İŞÇİ SINIFININ SİYASALLAŞMASI ÜZERİNE!

İŞÇİ SINIFININ SİYASALLAŞMASI ÜZERİNE!
Yayınlama: 25.06.2020

İşçi sınıfının siyasallaşması üzerine, ”Lenin  Ne yapmalı” Sorusu ön plana çıkıyor. Dünyada Sovyet sosyalizmin çözülüşü ile bir durgunluğu, bulanıklığı ideolojik ve yeni Marksist teori üretmeme eksikliği yaşamaktayız.

Dünya komünist hareketi; Sosyalist sistemin yıkılışının şokunu üzerinden atmış değil. Dünyada Komünist hareket adına  rüzğar daha aleyhine esmekte henüz, Komünist hareket rüzğarı kendi lehine çevirecek toplumsal muhalefete öncülük edecek biçimde yeni  teorik olarak kendini yenilemiş değil.

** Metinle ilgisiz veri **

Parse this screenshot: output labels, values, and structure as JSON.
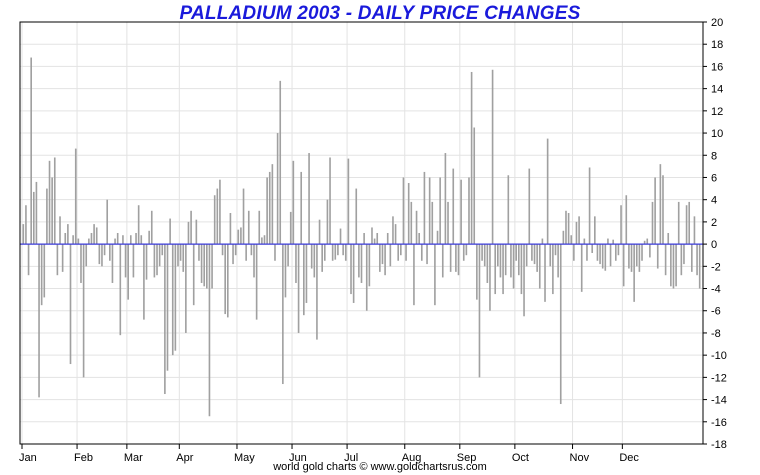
{
  "colors": {
    "title": "#1a1adb",
    "bar": "#a0a0a0",
    "grid": "#e3e3e3",
    "zero_line": "#3b3bd9",
    "axis": "#000000",
    "background": "#ffffff"
  },
  "footer": "world gold charts © www.goldchartsrus.com",
  "chart_data": {
    "type": "bar",
    "title": "PALLADIUM 2003 - DAILY PRICE CHANGES",
    "xlabel": "",
    "ylabel": "",
    "ylim": [
      -18,
      20
    ],
    "y_ticks": [
      20,
      18,
      16,
      14,
      12,
      10,
      8,
      6,
      4,
      2,
      0,
      -2,
      -4,
      -6,
      -8,
      -10,
      -12,
      -14,
      -16,
      -18
    ],
    "y_axis_position": "right",
    "x_tick_labels": [
      "Jan",
      "Feb",
      "Mar",
      "Apr",
      "May",
      "Jun",
      "Jul",
      "Aug",
      "Sep",
      "Oct",
      "Nov",
      "Dec"
    ],
    "x_tick_indices": [
      0,
      21,
      40,
      60,
      82,
      103,
      124,
      146,
      167,
      188,
      210,
      229
    ],
    "grid": true,
    "legend": "none",
    "series": [
      {
        "values": [
          1.8,
          3.5,
          -2.8,
          16.8,
          4.7,
          5.6,
          -13.8,
          -5.5,
          -4.8,
          5.0,
          7.5,
          6.0,
          7.8,
          -2.8,
          2.5,
          -2.5,
          1.0,
          1.8,
          -10.8,
          0.8,
          8.6,
          0.5,
          -3.5,
          -12.0,
          -2.0,
          0.5,
          1.0,
          1.8,
          1.5,
          -1.8,
          -2.0,
          -1.0,
          4.0,
          -1.5,
          -3.5,
          0.5,
          1.0,
          -8.2,
          0.8,
          -3.0,
          -5.0,
          0.8,
          -3.0,
          1.0,
          3.5,
          0.8,
          -6.8,
          -3.2,
          1.2,
          3.0,
          -3.0,
          -2.8,
          -2.0,
          -1.0,
          -13.5,
          -11.4,
          2.3,
          -10.0,
          -9.6,
          -2.0,
          -1.5,
          -2.5,
          -8.0,
          2.0,
          3.0,
          -5.5,
          2.2,
          -1.5,
          -3.5,
          -3.8,
          -4.0,
          -15.5,
          -4.0,
          4.4,
          5.0,
          5.8,
          -1.0,
          -6.3,
          -6.6,
          2.8,
          -1.8,
          -1.0,
          1.3,
          1.5,
          5.0,
          -1.5,
          3.0,
          -1.0,
          -3.0,
          -6.8,
          3.0,
          0.6,
          0.8,
          6.0,
          6.5,
          7.2,
          -1.5,
          10.0,
          14.7,
          -12.6,
          -4.8,
          -2.0,
          2.9,
          7.5,
          -3.5,
          -8.0,
          6.5,
          -6.4,
          -5.3,
          8.2,
          -2.2,
          -3.0,
          -8.6,
          2.2,
          -2.5,
          -1.5,
          4.0,
          7.8,
          -1.5,
          -1.4,
          -1.0,
          1.4,
          -1.0,
          -1.5,
          7.7,
          -4.5,
          -5.3,
          5.0,
          -3.0,
          -3.5,
          1.0,
          -6.0,
          -3.8,
          1.5,
          0.5,
          1.0,
          -2.5,
          -1.8,
          -2.8,
          1.0,
          -2.0,
          2.5,
          1.8,
          -1.5,
          -1.0,
          6.0,
          -1.5,
          5.5,
          3.8,
          -5.5,
          3.0,
          1.0,
          -1.5,
          6.5,
          -1.8,
          6.0,
          3.8,
          -5.5,
          1.2,
          6.0,
          -3.0,
          8.2,
          3.8,
          -2.5,
          6.8,
          -2.5,
          -2.8,
          5.8,
          -1.5,
          -1.0,
          6.0,
          15.5,
          10.5,
          -5.0,
          -12.0,
          -1.5,
          -2.0,
          -3.5,
          -6.0,
          15.7,
          -4.5,
          -2.0,
          -3.0,
          -4.5,
          -2.8,
          6.2,
          -3.0,
          -4.0,
          -1.5,
          -2.8,
          -4.5,
          -6.5,
          -2.0,
          6.8,
          -1.5,
          -1.8,
          -2.5,
          -4.0,
          0.5,
          -5.2,
          9.5,
          -2.0,
          -4.5,
          -1.0,
          -3.0,
          -14.4,
          1.2,
          3.0,
          2.8,
          0.8,
          -1.5,
          2.0,
          2.5,
          -4.3,
          0.5,
          -1.5,
          6.9,
          -0.8,
          2.5,
          -1.5,
          -1.8,
          -2.2,
          -2.4,
          0.5,
          -2.0,
          0.4,
          -1.5,
          -1.0,
          3.5,
          -3.8,
          4.4,
          -2.2,
          -2.5,
          -5.2,
          -2.0,
          -2.5,
          -1.5,
          0.3,
          0.5,
          -1.2,
          3.8,
          6.0,
          -2.2,
          7.2,
          6.2,
          -2.8,
          1.0,
          -3.8,
          -4.0,
          -3.8,
          3.8,
          -2.8,
          -1.8,
          3.5,
          3.8,
          -2.5,
          2.5,
          -2.8,
          -4.0
        ]
      }
    ]
  }
}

Yüzyıllar önce de işçi sınıfının siyasallaşması üzerine bir yığın tartışmalar yaşanmışdır. Bugün de geçmişde olduğu gibi, bugünün acil sorunu işçi sınıfı nasıl siyasallaşır? Sosyalist mücadelenin örgütlenmesi için, mücadelenin öncüsü işçi sınıfı ve emekçi sınıflar olacağına göre, sınıfı siyasallaştırmak için ne yapılması sorusu? Tüm dünyada tartışılmaktadır.

Bugün dünyada işçi sınıfı sendikal örgütlenemsinin dahi zorlaştığı bir araya getirmenin başlı başına bir sorun olmakta çünkü, küresel kapitalizm işçi sınıfının ekonomik örgütü sendikalarda örgütlenerek hak isteme mücadelesinin önünü tıkamış, işveren sendika örgütlenmesinin önüne geçmek için işyerini taşeron firmalara devrederek, işyerinde sendikanın örgütlenmesinin önünü kesmiştir.

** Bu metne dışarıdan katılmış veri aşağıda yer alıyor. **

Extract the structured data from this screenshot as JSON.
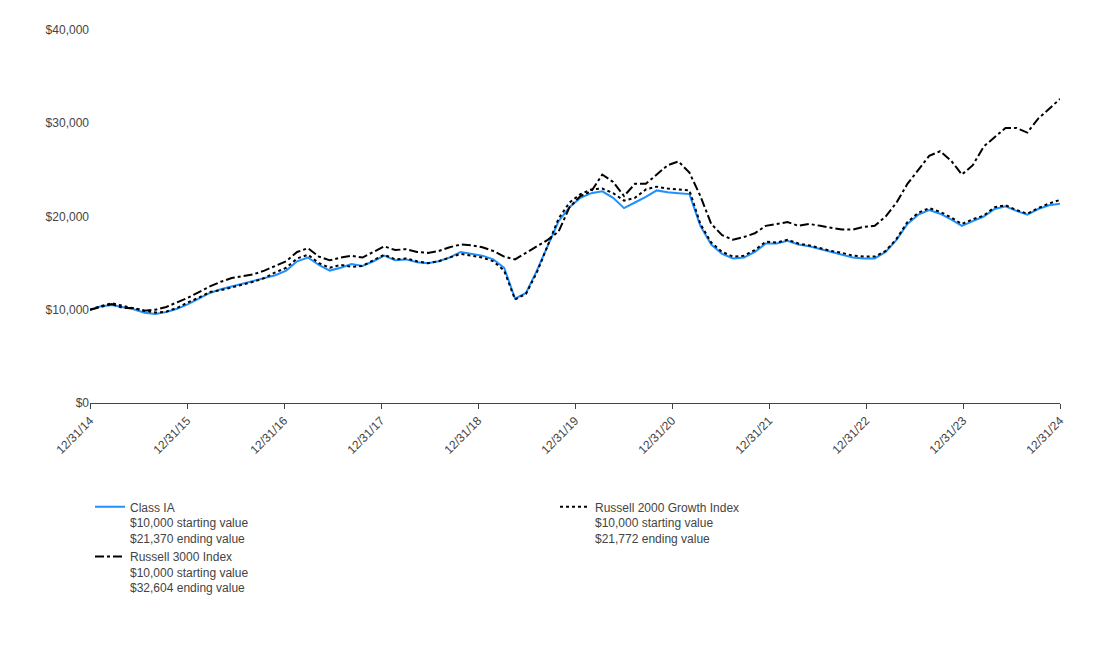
{
  "chart_data": {
    "type": "line",
    "xlim": [
      0,
      10
    ],
    "xticks": [
      {
        "value": 0,
        "label": "12/31/14"
      },
      {
        "value": 1,
        "label": "12/31/15"
      },
      {
        "value": 2,
        "label": "12/31/16"
      },
      {
        "value": 3,
        "label": "12/31/17"
      },
      {
        "value": 4,
        "label": "12/31/18"
      },
      {
        "value": 5,
        "label": "12/31/19"
      },
      {
        "value": 6,
        "label": "12/31/20"
      },
      {
        "value": 7,
        "label": "12/31/21"
      },
      {
        "value": 8,
        "label": "12/31/22"
      },
      {
        "value": 9,
        "label": "12/31/23"
      },
      {
        "value": 10,
        "label": "12/31/24"
      }
    ],
    "ylim": [
      0,
      40000
    ],
    "yticks": [
      {
        "value": 0,
        "label": "$0"
      },
      {
        "value": 10000,
        "label": "$10,000"
      },
      {
        "value": 20000,
        "label": "$20,000"
      },
      {
        "value": 30000,
        "label": "$30,000"
      },
      {
        "value": 40000,
        "label": "$40,000"
      }
    ],
    "grid": false,
    "legend": "bottom",
    "series": [
      {
        "name": "Class IA\n$10,000 starting value\n$21,370 ending value",
        "color": "#1E90FF",
        "line_style": "solid",
        "values": [
          10000,
          10380,
          10520,
          10270,
          10050,
          9680,
          9550,
          9750,
          10100,
          10600,
          11200,
          11800,
          12200,
          12500,
          12800,
          13100,
          13400,
          13700,
          14200,
          15200,
          15600,
          14800,
          14200,
          14500,
          14900,
          14700,
          15200,
          15800,
          15300,
          15400,
          15100,
          15000,
          15200,
          15600,
          16200,
          16000,
          15800,
          15400,
          14500,
          11200,
          11800,
          14200,
          16800,
          19500,
          21000,
          22000,
          22500,
          22700,
          22000,
          20900,
          21500,
          22100,
          22800,
          22600,
          22500,
          22400,
          19000,
          17000,
          16000,
          15500,
          15600,
          16200,
          17100,
          17100,
          17400,
          17000,
          16800,
          16500,
          16200,
          15900,
          15600,
          15500,
          15500,
          16200,
          17500,
          19200,
          20200,
          20700,
          20300,
          19700,
          19000,
          19500,
          20000,
          20800,
          21100,
          20600,
          20200,
          20800,
          21200,
          21370
        ]
      },
      {
        "name": "Russell 2000 Growth Index\n$10,000 starting value\n$21,772 ending value",
        "color": "#000000",
        "line_style": "dotted",
        "values": [
          10000,
          10400,
          10700,
          10400,
          10150,
          9900,
          9700,
          9800,
          10200,
          10800,
          11300,
          11900,
          12100,
          12400,
          12700,
          13000,
          13400,
          14000,
          14500,
          15500,
          15900,
          15000,
          14500,
          14800,
          14600,
          14700,
          15300,
          15900,
          15400,
          15500,
          15200,
          15000,
          15200,
          15600,
          16000,
          15800,
          15600,
          15200,
          14200,
          11100,
          11700,
          14000,
          16900,
          19800,
          21500,
          22400,
          22900,
          23000,
          22500,
          21700,
          22000,
          22900,
          23200,
          23000,
          22900,
          22800,
          19200,
          17200,
          16200,
          15700,
          15800,
          16400,
          17300,
          17200,
          17500,
          17100,
          16900,
          16600,
          16300,
          16100,
          15800,
          15700,
          15700,
          16300,
          17600,
          19400,
          20400,
          20900,
          20500,
          19900,
          19200,
          19700,
          20100,
          21000,
          21200,
          20700,
          20300,
          20900,
          21400,
          21772
        ]
      },
      {
        "name": "Russell 3000 Index\n$10,000 starting value\n$32,604 ending value",
        "color": "#000000",
        "line_style": "dashdot",
        "values": [
          10000,
          10300,
          10600,
          10200,
          10180,
          9900,
          10000,
          10300,
          10800,
          11300,
          11900,
          12500,
          13000,
          13400,
          13600,
          13800,
          14200,
          14700,
          15200,
          16200,
          16600,
          15700,
          15300,
          15600,
          15800,
          15600,
          16200,
          16800,
          16400,
          16500,
          16200,
          16100,
          16300,
          16700,
          17000,
          16900,
          16700,
          16300,
          15700,
          15400,
          16100,
          16800,
          17500,
          18400,
          21000,
          22200,
          22700,
          24500,
          23700,
          22200,
          23500,
          23500,
          24500,
          25500,
          25900,
          24700,
          22200,
          19200,
          18000,
          17500,
          17800,
          18200,
          19000,
          19200,
          19400,
          19000,
          19200,
          19000,
          18800,
          18600,
          18600,
          18900,
          19000,
          20000,
          21500,
          23500,
          25000,
          26500,
          27000,
          26000,
          24500,
          25500,
          27500,
          28500,
          29500,
          29500,
          29000,
          30500,
          31500,
          32604
        ]
      }
    ]
  }
}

Diğer yandanda işyerinde Toplu İş sözleşmesinin önüne geçerek, iş yerinde Grev, direniş yapma imkanınıda ortadan kaldırmıştır.

Ayrıca sözleşmeli işçiler çalıştırılmakta üç ayda bir giriş çıkış yaparak iş yerinde kadrolu işçi olmasını engellemiş oluyor, işte burda sınıfın siyasallaşması sorunu üzerine tartışma daha da önem kazanmaktadır.

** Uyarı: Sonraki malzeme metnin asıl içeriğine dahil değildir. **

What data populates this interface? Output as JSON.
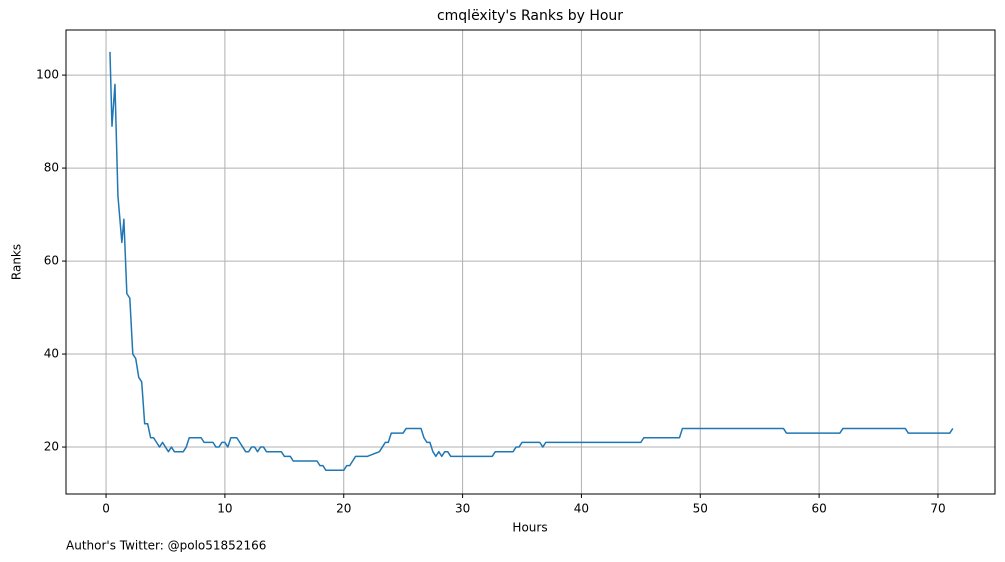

Komünistlerin siyasal mücadelesi genel olarak siyasal iktidar için mücadele olmaktan fazla bir anlam taşımak zorundadır. ”İşçi sınıfı grev direnişlerle mücadele içerisinde siyasallaşır.” (Lenin)

Komünistlerin asıl siyasal misyonu işçi sınıfının siysallaşmasını ve örgütlenmesini sağlamak,  onun siyasal mücadelesinin ve öz örgütlenmesinin gelişmesine öncülük ve önderlik etmek,  bunun için her bakımdan gerekli hazırlık ve donanımı işçi hareketine sunmaktır. 

Böyle olduğu içindir ki,  komünist siyasal mücadelenin temel ve ayıredici yönü işçi sınıfına devrimci siyasal bilinç aktarma anlayışında ifade bulur,  işçi sınıfını iktidarı almak üzere örgütlendirme göreviyle de tamamlanır.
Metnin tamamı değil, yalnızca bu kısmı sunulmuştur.